Residence hall at Washington & Jefferson College

The Pet House, also known as Monroe Hall, is a residence hall at Washington & Jefferson College that allows students to live with their family pets. It has been identified as part of a growing trend of pet-friendly dormitories across the United States.

==Facilities==
Monroe Hall is part of the Presidents' Row cluster of residence halls. It is one of several other "Theme Communities" developed by the college; others include "Leadership & Service Community" and the "International House."

==Origins and growth==
Plans for the Pet House began shortly after animal lover Tori Haring-Smith took office as college president in January 2005. She had been inspired by her own experience as a freshman at Swarthmore College, where she had a kitten. After pitching the idea of a Pet House to the board of trustees and the student body, many of whom have visions of "animal feces everywhere and dogs barking and keeping people awake." After persuading the rest of the administration that such a plan was feasible, college officials visited Eckerd College to see how their pet-friendly housing program operated. The Pittsburgh Post-Gazette reported in 2010 that "A recent visit to Monroe Hall found it quiet and clean. A large lawn around the dorm is where the pets can romp and play, often drawing the attention of students passing by. The pet owners are responsible for cleaning up after their pets."

During the 2009-10 school year, 10 students lived in the Pet House; that number jumped to 34 in the 2010-11 school year.
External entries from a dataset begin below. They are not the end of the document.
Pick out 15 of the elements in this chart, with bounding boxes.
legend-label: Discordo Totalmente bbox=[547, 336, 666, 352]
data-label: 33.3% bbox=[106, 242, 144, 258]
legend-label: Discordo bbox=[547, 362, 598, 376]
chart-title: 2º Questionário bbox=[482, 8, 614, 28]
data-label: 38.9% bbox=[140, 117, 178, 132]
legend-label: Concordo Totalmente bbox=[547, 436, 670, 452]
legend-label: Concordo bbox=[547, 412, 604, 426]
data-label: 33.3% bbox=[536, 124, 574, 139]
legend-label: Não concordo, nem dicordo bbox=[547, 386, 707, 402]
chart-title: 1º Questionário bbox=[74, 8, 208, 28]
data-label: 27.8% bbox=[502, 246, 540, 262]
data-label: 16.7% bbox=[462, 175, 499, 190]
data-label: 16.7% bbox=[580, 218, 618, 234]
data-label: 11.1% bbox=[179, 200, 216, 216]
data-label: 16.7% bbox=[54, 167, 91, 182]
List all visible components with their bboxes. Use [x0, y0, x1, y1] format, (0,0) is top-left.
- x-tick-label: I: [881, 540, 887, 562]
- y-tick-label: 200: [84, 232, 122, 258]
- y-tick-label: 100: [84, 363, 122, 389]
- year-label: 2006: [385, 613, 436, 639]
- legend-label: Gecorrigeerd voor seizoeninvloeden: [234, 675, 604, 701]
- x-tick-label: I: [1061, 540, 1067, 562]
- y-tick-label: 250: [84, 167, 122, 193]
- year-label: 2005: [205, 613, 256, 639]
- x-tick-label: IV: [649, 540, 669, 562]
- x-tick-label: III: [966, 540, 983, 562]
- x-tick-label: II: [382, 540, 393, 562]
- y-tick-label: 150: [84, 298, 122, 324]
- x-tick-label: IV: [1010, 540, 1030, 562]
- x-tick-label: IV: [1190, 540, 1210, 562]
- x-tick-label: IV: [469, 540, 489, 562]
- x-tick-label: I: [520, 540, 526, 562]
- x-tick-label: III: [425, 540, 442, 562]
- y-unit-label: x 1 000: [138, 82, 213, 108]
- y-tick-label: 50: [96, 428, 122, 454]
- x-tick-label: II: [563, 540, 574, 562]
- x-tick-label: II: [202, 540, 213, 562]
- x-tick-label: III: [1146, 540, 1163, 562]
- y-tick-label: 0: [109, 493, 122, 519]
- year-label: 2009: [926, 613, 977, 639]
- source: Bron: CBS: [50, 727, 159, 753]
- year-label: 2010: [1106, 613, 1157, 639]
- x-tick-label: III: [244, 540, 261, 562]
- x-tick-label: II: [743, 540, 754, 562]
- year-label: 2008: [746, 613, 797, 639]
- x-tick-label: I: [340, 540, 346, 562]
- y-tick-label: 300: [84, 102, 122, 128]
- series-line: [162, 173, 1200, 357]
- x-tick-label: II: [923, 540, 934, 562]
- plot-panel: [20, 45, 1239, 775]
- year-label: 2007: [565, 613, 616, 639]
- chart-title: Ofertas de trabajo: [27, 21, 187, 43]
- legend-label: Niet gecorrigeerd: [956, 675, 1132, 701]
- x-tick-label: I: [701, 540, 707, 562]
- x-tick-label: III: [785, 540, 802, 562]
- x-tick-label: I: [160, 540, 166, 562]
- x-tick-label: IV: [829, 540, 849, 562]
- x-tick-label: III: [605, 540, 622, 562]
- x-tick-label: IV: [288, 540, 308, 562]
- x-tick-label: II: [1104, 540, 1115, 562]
The college administration believes that the pet house provides a good on-campus experience and improves the college's competitiveness in recruiting potential students.

==Policies==
The college only permits "family pets" that have been owned by the student's family for greater than one year. Cats, dogs (except large breeds), small birds, hamsters, gerbils, guinea pigs, turtles, and fish are all approved for the Pet House. All pets must have a clean bill of health from a veterinarian; all dogs and cats must be spayed or neutered. Pets are not permitted in the classroom. Moreover, your pet too should have a passport, if you want to take your pet abroad with you.